A miracle is not an instance of God doing something for a change; it is an instance of God doing something out of the ordinary. That God normally operates the universe consistently makes science possible; that he does not always do so ought to keep science humble.1

An odd paragraph to bring so much comfort; but comfort me it does. I begin to see that the God who made and sustains the universe works through medicine as well as what we call “miracles”: they are both gifts direct from his hands. Health slowly and painstakingly regained, or never regained at all, is as much an indication of his love as instant healing. What he wants to do in us may take time and hardship. His plans for us are bigger and better than the ones we make for ourselves.
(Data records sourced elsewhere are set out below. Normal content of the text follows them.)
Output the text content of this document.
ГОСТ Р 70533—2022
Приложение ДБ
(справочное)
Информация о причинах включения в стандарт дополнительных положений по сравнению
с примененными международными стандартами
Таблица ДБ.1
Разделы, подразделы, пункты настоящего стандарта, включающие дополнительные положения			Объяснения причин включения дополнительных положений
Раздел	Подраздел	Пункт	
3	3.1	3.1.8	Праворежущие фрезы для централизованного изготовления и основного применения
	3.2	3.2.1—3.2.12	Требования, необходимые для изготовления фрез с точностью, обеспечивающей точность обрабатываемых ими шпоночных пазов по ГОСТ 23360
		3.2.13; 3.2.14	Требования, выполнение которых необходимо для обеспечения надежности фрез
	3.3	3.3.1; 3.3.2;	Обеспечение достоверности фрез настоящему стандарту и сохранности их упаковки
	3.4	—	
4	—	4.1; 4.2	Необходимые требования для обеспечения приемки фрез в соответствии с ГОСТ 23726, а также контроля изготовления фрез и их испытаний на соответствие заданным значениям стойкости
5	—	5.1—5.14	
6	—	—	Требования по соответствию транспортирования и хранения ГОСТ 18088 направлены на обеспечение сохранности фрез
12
The God I am getting to know is no cheap-and-easy vending machine: put in a dollar, get out a chocolate bar. He’s our Father, wise beyond knowing. His mercy is severe and his love relentless. He may never give us what we ask for, and we may never know why; but this God, who gave his only Son to die for us, who knows suffering from the inside out, can be trusted to be just and loving and good. As my knowledge of him deepens, he no longer seems like a stranger. I run into his arms and find comfort and strength and a secure refuge (Ps 46:1).

The God I meet in suffering isn’t the God I thought I knew. He’s better.

  1. Don Carson, How Long O Lord, Baker Academic, 2006, p. 217.

2 thoughts on “God’s gifts in suffering (4) Suffering deepens our knowledge of God

  1. As a father of a profoundly disabled son, who has almost died on several occasions, I have an understanding of the challenges that poses for us as those who’d honestly sometimes want God to act differently. Over the years what I have learned is how helpless I am, and how comforting it is to know God is both sovereign and good. In my sinfulness I’d sometimes like to demand to know what God’s whole plan and purpose is so that then I could understand why our son has such a difficult life. But then his Spirit reminds me in the Scriptures that to know why things happen the way they do is NOT always revealed to us.

    Thanks for your very helpful post Jean.

    • I am sorry to hear of your struggle, Philip, encouraged by your godly words, and thankful that you found what I wrote helpful. God bless you and your family.